The Company We Keep

She was of slight build and too much lipstick. A light-skinned woman of about my age approached me in the parking lot of the shopping plaza this afternoon. I had gone there seeking refuge from the strange reaction I’d had to the ramped up efforts to solve the uneven and extreme temperature issues we’d been having in my wing of the building. My nose got sensitive and my head got light. I shared my concerns with the administrative assistant whose desk was outside my door, and the two gentlemen who’d greeted me upon entering my office this morning and who’d met me at my classroom as the bell rang at the end of the period. No, we don’t have bells any more. It’s just a figure of speech. At any rate, they avowed no possible connection between the pneumatic system and the gas lines, so I prayed and left to get lunch and some fresh air.

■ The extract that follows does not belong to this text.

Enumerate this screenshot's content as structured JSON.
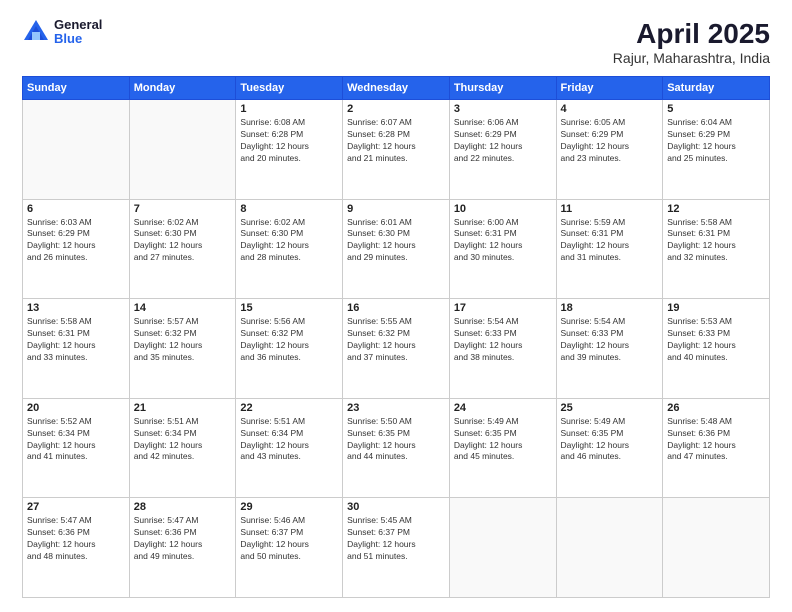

She angled her way in my direction after coming up $22 short at the window of the next nearest motorist. Admittedly, her story was compelling. It involved blowing an engine, a ticket for being improperly parked, and a failed attempt to get something off a credit card at Walmart. Her enthusiasm was palpable, her plight not quite so much. She seemed a little too rehearsed at maintaining a stiff upper lip. Though experience can do that to someone well acquainted with adversity. The old adage, ‘never let ’em see you sweat’ seems out of place somehow in the desert yet she was doing her level best to do just that. In the end the $4 I gave her was not so much an affirmation of faith in her tale as an inoculation against my own rising sense of desperation. After all, aren’t we all next?